Someone else wrote: "The #AileenWuornos Netflix doc starting with the police captain saying 'I don’t know how anybody could be attracted to that. She was vile & not attractive' got me really good."
Towards the end of the documentary, the serial killer herself is seen revealing the truth about the multiple murders while awaiting her execution, claiming that the mistreatment she endured at the hands of men had spurred her on.
In archival footage, Wuornos tells broadcasters that, while the first two murders were committed in self-defence, the latter five were the result of rage.
"My head is swimming in thought," she explained in an often nonsensical final interview. "I’m not going to go to prison for life for these creeps. I’m gonna get me a bunch of rapists.

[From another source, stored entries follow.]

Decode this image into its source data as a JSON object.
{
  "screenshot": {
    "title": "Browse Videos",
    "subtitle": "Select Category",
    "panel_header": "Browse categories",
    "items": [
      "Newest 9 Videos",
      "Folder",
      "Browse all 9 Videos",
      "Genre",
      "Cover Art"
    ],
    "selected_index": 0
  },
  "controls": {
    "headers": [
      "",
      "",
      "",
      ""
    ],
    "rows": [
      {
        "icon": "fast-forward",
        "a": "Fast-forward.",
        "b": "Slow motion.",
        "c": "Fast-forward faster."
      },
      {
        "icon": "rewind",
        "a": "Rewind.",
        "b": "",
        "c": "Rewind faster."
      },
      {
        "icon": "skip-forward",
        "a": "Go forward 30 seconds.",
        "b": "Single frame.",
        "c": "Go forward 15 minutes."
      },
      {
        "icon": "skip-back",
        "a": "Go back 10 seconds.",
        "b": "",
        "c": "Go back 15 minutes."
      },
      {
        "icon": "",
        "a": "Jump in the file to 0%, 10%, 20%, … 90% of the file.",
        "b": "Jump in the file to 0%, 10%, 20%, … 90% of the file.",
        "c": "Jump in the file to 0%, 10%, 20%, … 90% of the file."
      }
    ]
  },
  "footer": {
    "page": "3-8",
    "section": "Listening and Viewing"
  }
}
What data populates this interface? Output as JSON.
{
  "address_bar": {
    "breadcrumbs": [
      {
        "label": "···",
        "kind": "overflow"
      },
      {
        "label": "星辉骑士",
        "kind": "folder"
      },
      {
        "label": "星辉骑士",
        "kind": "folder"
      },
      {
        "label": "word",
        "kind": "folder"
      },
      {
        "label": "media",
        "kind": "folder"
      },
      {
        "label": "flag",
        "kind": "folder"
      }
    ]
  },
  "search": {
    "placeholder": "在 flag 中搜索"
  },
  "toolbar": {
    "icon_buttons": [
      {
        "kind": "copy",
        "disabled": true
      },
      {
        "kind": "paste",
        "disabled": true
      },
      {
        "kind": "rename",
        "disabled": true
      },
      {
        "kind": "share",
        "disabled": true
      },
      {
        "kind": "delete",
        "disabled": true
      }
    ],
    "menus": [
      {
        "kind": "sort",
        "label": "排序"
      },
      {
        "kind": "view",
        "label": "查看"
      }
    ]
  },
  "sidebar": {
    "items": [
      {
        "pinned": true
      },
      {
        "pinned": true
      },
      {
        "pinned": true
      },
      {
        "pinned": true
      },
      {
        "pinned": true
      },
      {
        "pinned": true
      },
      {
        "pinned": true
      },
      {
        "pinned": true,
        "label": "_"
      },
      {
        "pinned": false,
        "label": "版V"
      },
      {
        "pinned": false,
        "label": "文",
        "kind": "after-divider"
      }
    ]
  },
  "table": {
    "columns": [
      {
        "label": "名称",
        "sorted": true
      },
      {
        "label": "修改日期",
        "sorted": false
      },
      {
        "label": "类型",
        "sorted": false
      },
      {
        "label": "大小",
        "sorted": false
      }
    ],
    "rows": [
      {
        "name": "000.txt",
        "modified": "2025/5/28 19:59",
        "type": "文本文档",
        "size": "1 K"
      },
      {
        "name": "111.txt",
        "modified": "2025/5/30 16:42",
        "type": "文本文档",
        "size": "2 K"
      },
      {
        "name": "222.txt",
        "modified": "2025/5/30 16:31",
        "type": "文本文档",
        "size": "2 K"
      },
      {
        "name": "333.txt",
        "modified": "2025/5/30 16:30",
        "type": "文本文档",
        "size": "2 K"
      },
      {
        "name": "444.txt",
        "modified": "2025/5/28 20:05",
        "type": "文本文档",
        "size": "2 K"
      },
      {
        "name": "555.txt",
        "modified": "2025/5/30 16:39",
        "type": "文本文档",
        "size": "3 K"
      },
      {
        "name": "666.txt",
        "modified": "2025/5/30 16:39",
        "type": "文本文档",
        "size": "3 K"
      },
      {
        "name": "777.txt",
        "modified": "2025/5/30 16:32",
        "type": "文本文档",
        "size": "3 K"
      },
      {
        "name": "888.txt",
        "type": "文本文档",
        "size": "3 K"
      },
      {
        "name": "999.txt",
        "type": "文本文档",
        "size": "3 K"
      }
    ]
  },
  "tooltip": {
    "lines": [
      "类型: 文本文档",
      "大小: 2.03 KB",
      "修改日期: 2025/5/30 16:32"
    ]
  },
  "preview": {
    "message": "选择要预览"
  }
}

"So, I was ready - ‘Tell me a rapist, and you’re dead'. Well, that didn’t happen. I was running into these idiots, drug-smugglers - I’m highly against drugs.
"When he kept telling me about drug-smuggling, I side-waysed him. That’s what happened."
Wuornos continued: "I got first-degree, I don’t care about anything more now. It’s over.
"The real Aileen Wournos is not a serial killer, I was so drunk and so lost, so f****d up in the head, man, I turned into one, but my real self is not one. Now, I’ve told the truth. I want you all out there to know that telling the truth was the hardest thing."
She added: "I kept thinking for days, and I was fighting the demons in me that kept saying, 'Don’t tell the truth, you’ll go to hell with me’. And I said, 'No way, man, I’m going to the Lord, Jesus Christ, I’m going to tell the truth, the whole truth and nothing but the truth'."
Wuornos also issued a controversial statement of apology to the families of her victims before biting the bullet.

"I’m really sorry that your father, brother or whoever he might have been for you in kinship or relationship, I’m really sorry they got killed," she cries in the doc. I was messed up in the head, and after the rapes, I lost it."
She continued: "I said, ‘You ain’t gonna take me to prison - if I spent the rest of my life in prison over these creeps, I’m gonna take a bunch of you creeps with me before I go’. And that’s what happened."
Aileen: Queen of the Serial Killers is available to watch on Netflix now.